Bonds will plead not guilty to four counts of perjury and one of obstruction of justice announced Friday, stemming from his testimony in a separate investigation of a drug laboratory catering to athletes, his lawyers say.
Yet months of possible legal wrangling, possible action by Major League Baseball and the public relations nightmare he carries with him could well spell the end of Bonds' 22-year career.
"Barry Bonds has played his last game, worn his last major league uniform, defied the truth for the last time," wrote ESPN.com sports writer Gene Wojciechowski.
Writers across the US generally agreed that Bonds, a free agent after the San Francisco Giants decided to cut ties with him after the 2007 season, was unlikely to find a new major league team.
Yet, the director of Balco, the lab at the centre of a global doping scandal, said that blood and urine samples the player gave the lab would fall short of standards needed to convict him of perjury.
"It's a smoking gun without any bullets," said Victor Conte, who denies he provided performance-enhancing drugs to Bonds
An indictment issued on Friday for perjury and obstruction of justice cites Bonds' positive tests for performance-enhancing substances as evidence that he did not tell the truth in 2003 before the Balco grand jury investigating doping in baseball, football and track and field athletes.
The criminal investigation into Balco uncovered evidence that Bonds had tested positive for the drugs which give athletes enhanced power, endurance and ability to heal.
The combined counts carry a maximum potential sentence of 30 years, but Bonds could end up serving only a few years because he has no prior offences, legal experts said.
Bonds, 43, has been ordered to court on December 7 and will likely be released on bail.

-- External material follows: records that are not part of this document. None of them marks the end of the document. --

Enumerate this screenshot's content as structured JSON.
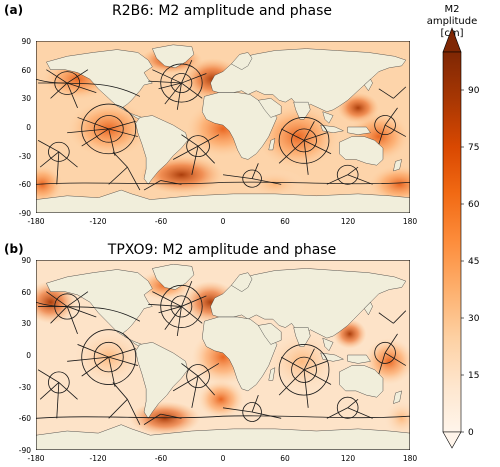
{
  "colors": {
    "land": "#f1eedb",
    "contour": "#1a1a1a",
    "frame": "#000000",
    "colormap_Oranges": [
      "#fff5eb",
      "#fee6ce",
      "#fdd0a2",
      "#fdae6b",
      "#fd8d3c",
      "#f16913",
      "#d94801",
      "#a63603",
      "#7f2704"
    ]
  },
  "panels": [
    {
      "label": "(a)",
      "title": "R2B6: M2 amplitude and phase",
      "xticks": [
        "-180",
        "-120",
        "-60",
        "0",
        "60",
        "120",
        "180"
      ],
      "yticks": [
        "90",
        "60",
        "30",
        "0",
        "-30",
        "-60",
        "-90"
      ]
    },
    {
      "label": "(b)",
      "title": "TPXO9: M2 amplitude and phase",
      "xticks": [
        "-180",
        "-120",
        "-60",
        "0",
        "60",
        "120",
        "180"
      ],
      "yticks": [
        "90",
        "60",
        "30",
        "0",
        "-30",
        "-60",
        "-90"
      ]
    }
  ],
  "colorbar": {
    "title_line1": "M2",
    "title_line2": "amplitude",
    "title_line3": "[cm]",
    "ticks": [
      "90",
      "75",
      "60",
      "45",
      "30",
      "15",
      "0"
    ],
    "range": [
      0,
      100
    ],
    "extend": "max"
  }
}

Conte, who has already served prison time in the case, said Bonds and his personal trainer Greg Anderson visited Balco on several occasions on Saturdays in 2000 and 2001 to submit blood and urine samples for tests including for steroids and growth hormones.
The samples were sent to an outside lab, coded likely by a number rather than the name of the athlete. Yet Conte said that by paying only US$80 ($107) instead of the usual US$130, higher standards of assuring no one tampered with the samples were not followed.
"There is a serious challenge that will come forward because of a lack of chain of custody of any sort of anabolic steroid-type testing that was done at Balco laboratories," he said. Ralph Kiner, 85, a Hall of Fame slugger, said it is possible a conviction would not bar a player from being selected for the hall in New York. Bonds is eligible for membership five years after he retires.
"When he supposedly, or at least was charged with using steroids, they were not illegal in baseball," said Kiner.